Tell me about it: Picking up the pieces after spilling the beans about my gay husband
Not uncommon situation
Yours is “a real and not uncommon situation”, says psychotherapist Christopher Murray. “I have worked with gay men who have lived in heterosexual relationships and, at some point, have come out, usually leading to the ending of the marriage and people going their separate ways. It is a very complex piece to begin to give advice without knowing more about the situation.”
But as your need to find understanding shows, you have had the difficult experience of carrying your suspicions about your partner without support. This “can eat away at self-confidence” as you deal with the pressure of keeping everything together for the sake of children, parents, friends, work and so on, says Murray.
All of us, in various situations, keep things to ourselves in order to maintain the status quo, because the path of least resistance seems easier. But we may reach a point of diminishing returns, especially once the closet door has opened.
“Now that she has talked to her friends, it is becoming harder to contain. It is as if she is wondering whether to ‘come out’ to her husband but doesn’t know if she wants to be shaken out of her complacency,” Murray suggests.

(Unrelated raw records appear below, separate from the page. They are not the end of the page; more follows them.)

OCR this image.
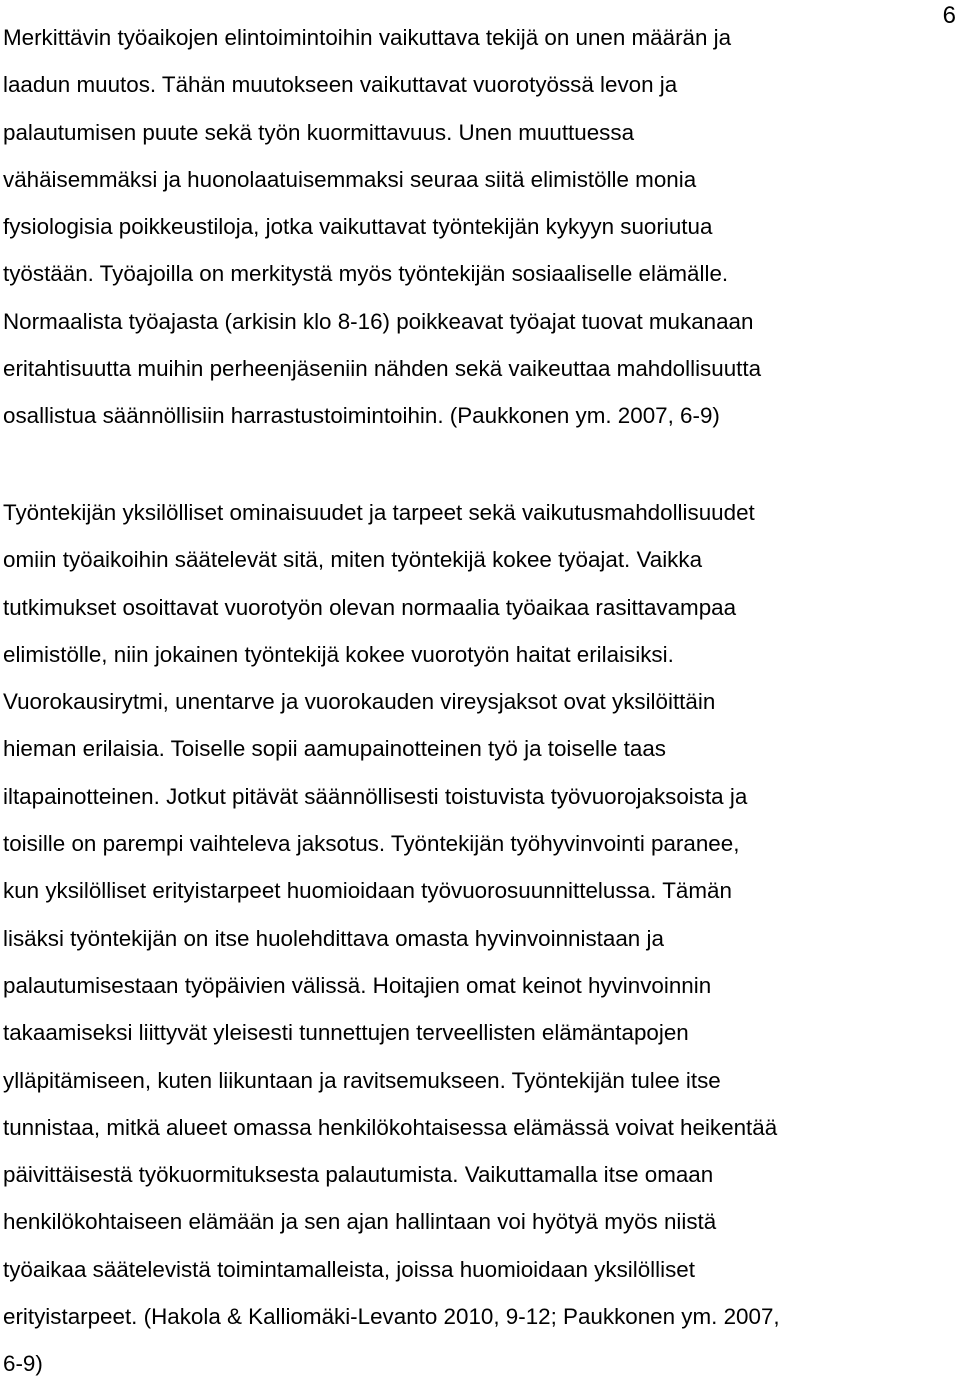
6
Merkittävin työaikojen elintoimintoihin vaikuttava tekijä on unen määrän ja
laadun muutos. Tähän muutokseen vaikuttavat vuorotyössä levon ja
palautumisen puute sekä työn kuormittavuus. Unen muuttuessa
vähäisemmäksi ja huonolaatuisemmaksi seuraa siitä elimistölle monia
fysiologisia poikkeustiloja, jotka vaikuttavat työntekijän kykyyn suoriutua
työstään. Työajoilla on merkitystä myös työntekijän sosiaaliselle elämälle.
Normaalista työajasta (arkisin klo 8-16) poikkeavat työajat tuovat mukanaan
eritahtisuutta muihin perheenjäseniin nähden sekä vaikeuttaa mahdollisuutta
osallistua säännöllisiin harrastustoimintoihin. (Paukkonen ym. 2007, 6-9)
Työntekijän yksilölliset ominaisuudet ja tarpeet sekä vaikutusmahdollisuudet
omiin työaikoihin säätelevät sitä, miten työntekijä kokee työajat. Vaikka
tutkimukset osoittavat vuorotyön olevan normaalia työaikaa rasittavampaa
elimistölle, niin jokainen työntekijä kokee vuorotyön haitat erilaisiksi.
Vuorokausirytmi, unentarve ja vuorokauden vireysjaksot ovat yksilöittäin
hieman erilaisia. Toiselle sopii aamupainotteinen työ ja toiselle taas
iltapainotteinen. Jotkut pitävät säännöllisesti toistuvista työvuorojaksoista ja
toisille on parempi vaihteleva jaksotus. Työntekijän työhyvinvointi paranee,
kun yksilölliset erityistarpeet huomioidaan työvuorosuunnittelussa. Tämän
lisäksi työntekijän on itse huolehdittava omasta hyvinvoinnistaan ja
palautumisestaan työpäivien välissä. Hoitajien omat keinot hyvinvoinnin
takaamiseksi liittyvät yleisesti tunnettujen terveellisten elämäntapojen
ylläpitämiseen, kuten liikuntaan ja ravitsemukseen. Työntekijän tulee itse
tunnistaa, mitkä alueet omassa henkilökohtaisessa elämässä voivat heikentää
päivittäisestä työkuormituksesta palautumista. Vaikuttamalla itse omaan
henkilökohtaiseen elämään ja sen ajan hallintaan voi hyötyä myös niistä
työaikaa säätelevistä toimintamalleista, joissa huomioidaan yksilölliset
erityistarpeet. (Hakola & Kalliomäki-Levanto 2010, 9-12; Paukkonen ym. 2007,
6-9)
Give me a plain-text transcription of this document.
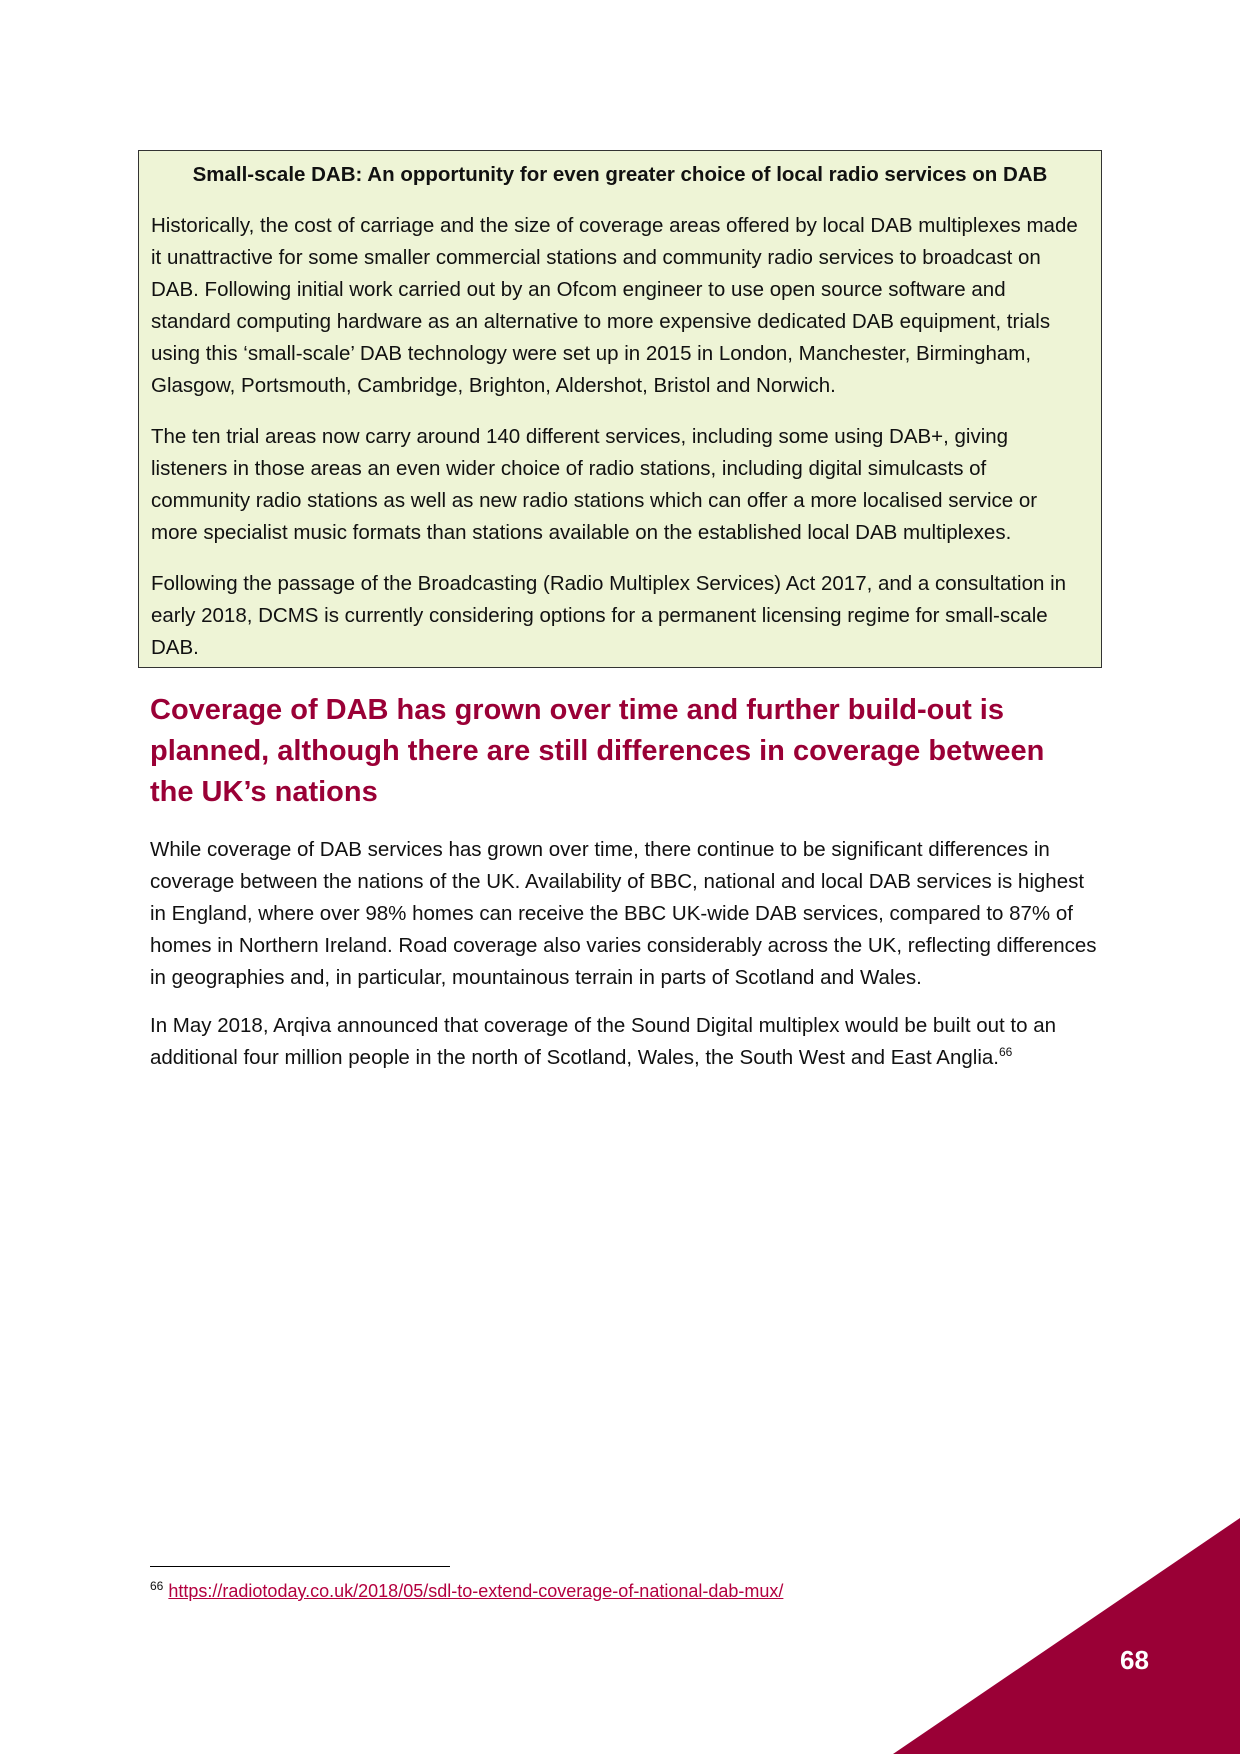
Small-scale DAB: An opportunity for even greater choice of local radio services on DAB

Historically, the cost of carriage and the size of coverage areas offered by local DAB multiplexes made it unattractive for some smaller commercial stations and community radio services to broadcast on DAB. Following initial work carried out by an Ofcom engineer to use open source software and standard computing hardware as an alternative to more expensive dedicated DAB equipment, trials using this ‘small-scale’ DAB technology were set up in 2015 in London, Manchester, Birmingham, Glasgow, Portsmouth, Cambridge, Brighton, Aldershot, Bristol and Norwich.

The ten trial areas now carry around 140 different services, including some using DAB+, giving listeners in those areas an even wider choice of radio stations, including digital simulcasts of community radio stations as well as new radio stations which can offer a more localised service or more specialist music formats than stations available on the established local DAB multiplexes.

Following the passage of the Broadcasting (Radio Multiplex Services) Act 2017, and a consultation in early 2018, DCMS is currently considering options for a permanent licensing regime for small-scale DAB.

Coverage of DAB has grown over time and further build-out is planned, although there are still differences in coverage between the UK’s nations

While coverage of DAB services has grown over time, there continue to be significant differences in coverage between the nations of the UK. Availability of BBC, national and local DAB services is highest in England, where over 98% homes can receive the BBC UK-wide DAB services, compared to 87% of homes in Northern Ireland. Road coverage also varies considerably across the UK, reflecting differences in geographies and, in particular, mountainous terrain in parts of Scotland and Wales.

In May 2018, Arqiva announced that coverage of the Sound Digital multiplex would be built out to an additional four million people in the north of Scotland, Wales, the South West and East Anglia.$^{66}$

$^{66}$ https://radiotoday.co.uk/2018/05/sdl-to-extend-coverage-of-national-dab-mux/
68
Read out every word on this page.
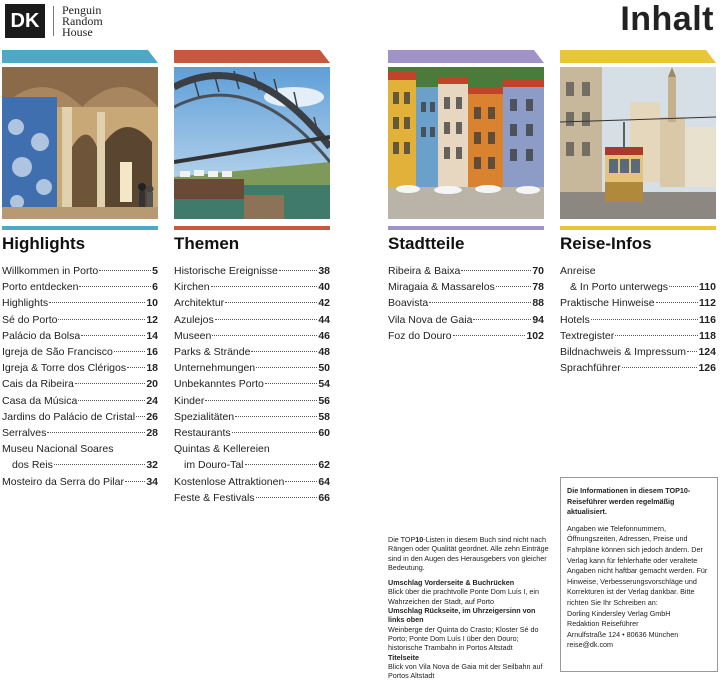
DK	Penguin
Random
House	Inhalt
Highlights
Willkommen in Porto	5
Porto entdecken	6
Highlights	10
Sé do Porto	12
Palácio da Bolsa	14
Igreja de São Francisco	16
Igreja & Torre dos Clérigos 18
Cais da Ribeira	20
Casa da Música	24
Jardins do Palácio de Cristal 26
Serralves	28
Museu Nacional Soares
dos Reis	32
Mosteiro da Serra do Pilar 34
Themen
Historische Ereignisse	38
Kirchen	40
Architektur	42
Azulejos	44
Museen	46
Parks & Strände	48
Unternehmungen	50
Unbekanntes Porto	54
Kinder	56
Spezialitäten	58
Restaurants	60
Quintas & Kellereien
im Douro-Tal	62
Kostenlose Attraktionen	64
Feste & Festivals	66
Stadtteile
Ribeira & Baixa	70
Miragaia & Massarelos	78
Boavista	88
Vila Nova de Gaia	94
Foz do Douro	102
Reise-Infos
Anreise
& In Porto unterwegs	110
Praktische Hinweise	112
Hotels	116
Textregister	118
Bildnachweis & Impressum 124
Sprachführer	126

Die TOP10-Listen in diesem Buch sind nicht nach Rängen oder Qualität geordnet. Alle zehn Einträge sind in den Augen des Herausgebers von gleicher Bedeutung.

Umschlag Vorderseite & Buchrücken
Blick über die prachtvolle Ponte Dom Luís I, ein Wahrzeichen der Stadt, auf Porto
Umschlag Rückseite, im Uhrzeigersinn von links oben
Weinberge der Quinta do Crasto; Kloster Sé do Porto; Ponte Dom Luís I über den Douro; historische Trambahn in Portos Altstadt
Titelseite
Blick von Vila Nova de Gaia mit der Seilbahn auf Portos Altstadt
Die Informationen in diesem TOP10-Reiseführer werden regelmäßig aktualisiert.

Angaben wie Telefonnummern, Öffnungszeiten, Adressen, Preise und Fahrpläne können sich jedoch ändern. Der Verlag kann für fehlerhafte oder veraltete Angaben nicht haftbar gemacht werden. Für Hinweise, Verbesserungsvorschläge und Korrekturen ist der Verlag dankbar. Bitte richten Sie Ihr Schreiben an:

Dorling Kindersley Verlag GmbH

Redaktion Reiseführer

Arnulfstraße 124 • 80636 München

reise@dk.com
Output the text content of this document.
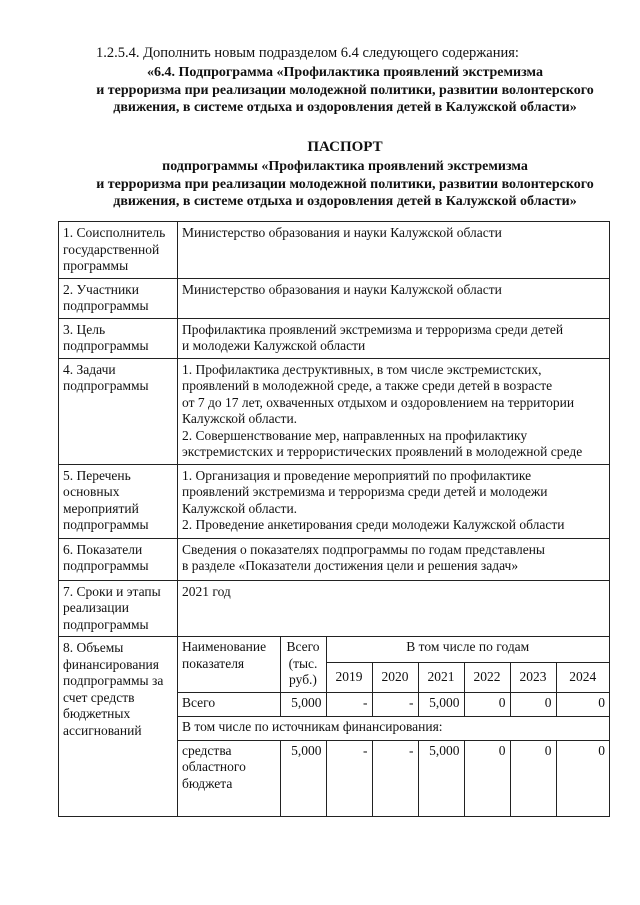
1.2.5.4. Дополнить новым подразделом 6.4 следующего содержания:
«6.4. Подпрограмма «Профилактика проявлений экстремизма
и терроризма при реализации молодежной политики, развитии волонтерского
движения, в системе отдыха и оздоровления детей в Калужской области»
ПАСПОРТ
подпрограммы «Профилактика проявлений экстремизма
и терроризма при реализации молодежной политики, развитии волонтерского
движения, в системе отдыха и оздоровления детей в Калужской области»
1. Соисполнитель государственной программы	
Министерство образования и науки Калужской области

2. Участники подпрограммы	
Министерство образования и науки Калужской области

3. Цель подпрограммы	
Профилактика проявлений экстремизма и терроризма среди детей
и молодежи Калужской области

4. Задачи подпрограммы	
1. Профилактика деструктивных, в том числе экстремистских,
проявлений в молодежной среде, а также среди детей в возрасте
от 7 до 17 лет, охваченных отдыхом и оздоровлением на территории
Калужской области.
2. Совершенствование мер, направленных на профилактику
экстремистских и террористических проявлений в молодежной среде

5. Перечень основных мероприятий подпрограммы	
1. Организация и проведение мероприятий по профилактике
проявлений экстремизма и терроризма среди детей и молодежи
Калужской области.
2. Проведение анкетирования среди молодежи Калужской области

6. Показатели подпрограммы	
Сведения о показателях подпрограммы по годам представлены
в разделе «Показатели достижения цели и решения задач»

7. Сроки и этапы реализации подпрограммы	
2021 год

8. Объемы финансирования подпрограммы за счет средств бюджетных ассигнований	
Наименование показателя	Всего (тыс. руб.)	В том числе по годам
2019	2020	2021	2022	2023	2024
Всего	5,000	-	-	5,000	0	0	0
В том числе по источникам финансирования:
средства областного бюджета	5,000	-	-	5,000	0	0	0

Talking openly with your husband about this is probably the most frightening choice because it could mean upheaval and the prospect of losing the man you love.
Another choice is to do nothing and hope things settle. An inbetween choice, which would require you to do no more than share with someone who can empathise and help, would be short-term counselling, not because there’s something wrong with you psychologically; there isn’t. You just need someone who is there for you and outside the situation.
You can tell your friends to “butt out” more easily if you’re getting support elsewhere. If I were you, I would certainly ask them to keep it to themselves and allow you and your husband to deal with it in your own way.
I understand why you want to stay with him, but remember that, while you feel this way now, you don’t know what process your husband is going through and where it may take him.
You can give yourself a different kind of security by taking control of the situation through addressing it, rather than living with the deep-down insecurity of not knowing.